Services and Mobility: A Catalyst for Growth
The services sector, contributing 55% to India’s Gross Value Added, secures commitments in 105 sub-sectors from India, with EFTA offering 128 (Switzerland), 114 (Norway), 107 (Liechtenstein), and 110 (Iceland). Key areas include IT, business services, cultural/recreational, education, and audio-visual services, with enhanced access via Mode 1 (digital delivery), Mode 3 (commercial presence), and Mode 4 (key personnel entry/stay). MRAs in nursing, chartered accountancy, and architecture open new avenues for Indian professionals.
Intellectual Property and Sustainability
TEPA aligns IPR commitments with TRIPS, with Switzerland’s high standards reflecting India’s robust regime. Concerns over generic medicines and patent evergreening are addressed to ensure affordability. The agreement prioritizes sustainable development, inclusive growth, social progress, and environmental protection, fostering transparency, efficiency, and harmonized trade procedures.
Investment Facilitation via the India-EFTA Desk
Operational since February 2025, the India–EFTA Desk serves as a single-window mechanism to streamline regulatory navigation for EFTA businesses investing in India. It supports joint ventures, SME collaborations, and technology partnerships in renewable energy, life sciences, engineering, and digital transformation, while fostering continuous business-government dialogue.
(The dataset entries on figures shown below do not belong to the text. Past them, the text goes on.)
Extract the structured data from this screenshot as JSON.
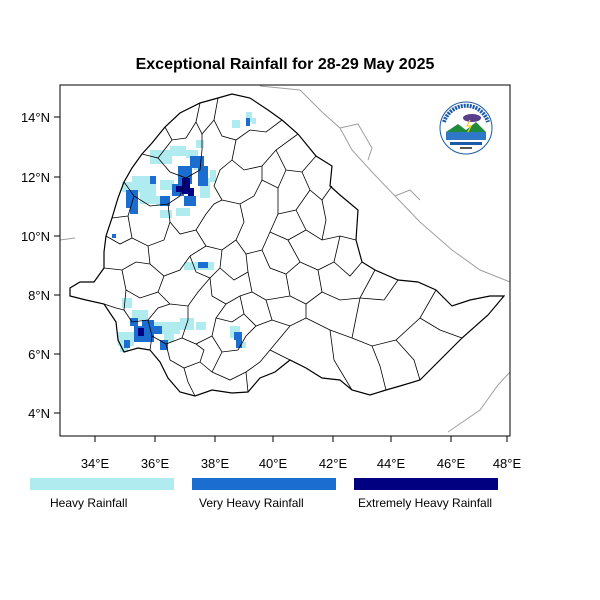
{
  "title": "Exceptional Rainfall for 28-29 May 2025",
  "axes": {
    "lon_ticks": [
      "34°E",
      "36°E",
      "38°E",
      "40°E",
      "42°E",
      "44°E",
      "46°E",
      "48°E"
    ],
    "lat_ticks": [
      "4°N",
      "6°N",
      "8°N",
      "10°N",
      "12°N",
      "14°N"
    ],
    "lon_range": [
      32.8,
      48.2
    ],
    "lat_range": [
      3.3,
      15.4
    ]
  },
  "legend": [
    {
      "label": "Heavy Rainfall",
      "color": "#b0ecef"
    },
    {
      "label": "Very Heavy Rainfall",
      "color": "#1c6dd0"
    },
    {
      "label": "Extremely Heavy Rainfall",
      "color": "#000080"
    }
  ],
  "logo": {
    "icon": "meteorology-institute-logo-icon"
  },
  "colors": {
    "heavy": "#b0ecef",
    "very_heavy": "#1c6dd0",
    "extreme": "#000080",
    "border": "#000000"
  }
}
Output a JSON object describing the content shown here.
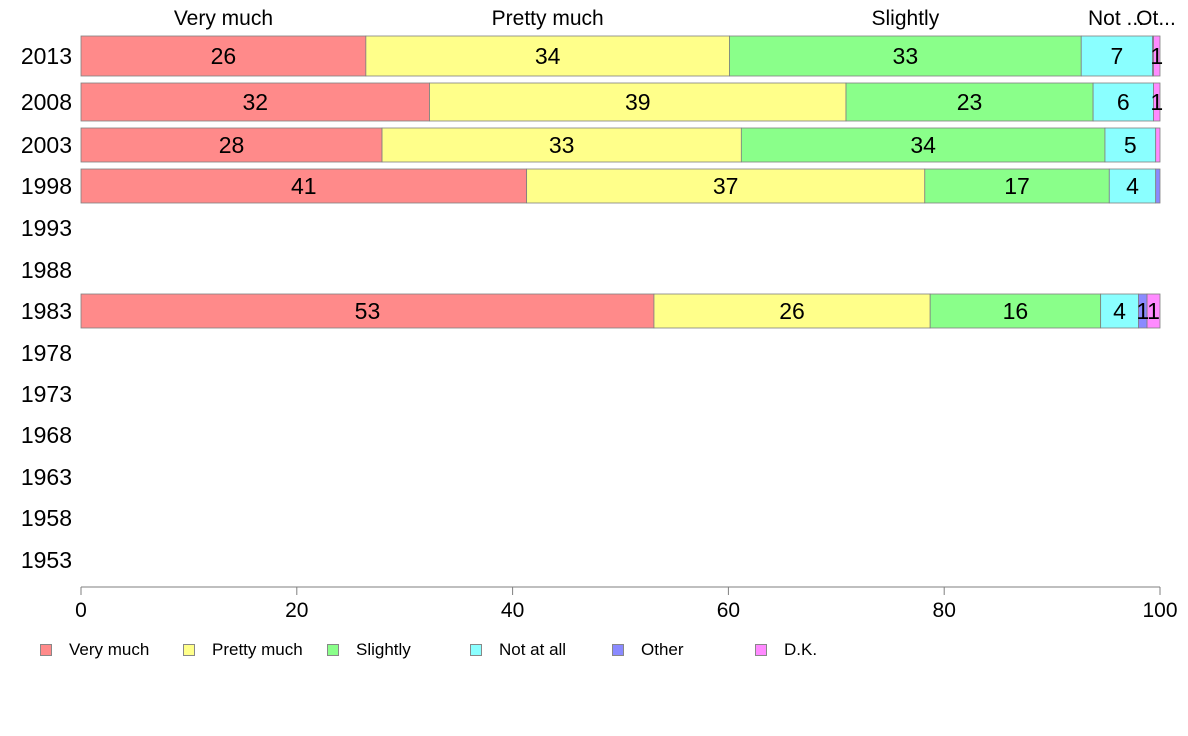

Safeguarding Strategic Interests
India protects sensitive sectors like dairy, soya, coal, pharmaceuticals, medical devices, and agricultural products. Concessions for PLI sectors are phased strategically, ensuring domestic capacity building aligns with national priorities.
Conclusion
The India-EFTA TEPA, effective October 1, 2025, establishes a transformative partnership, unlocking $100 billion in investments and 1 million jobs over 15 years. By enhancing market access, streamlining trade, and fostering sustainable growth, TEPA strengthens India’s global economic standing, reinforcing Make in India and Atmanirbhar Bharat. This landmark agreement positions India and EFTA as trusted partners in reshaping global supply chains for a prosperous future.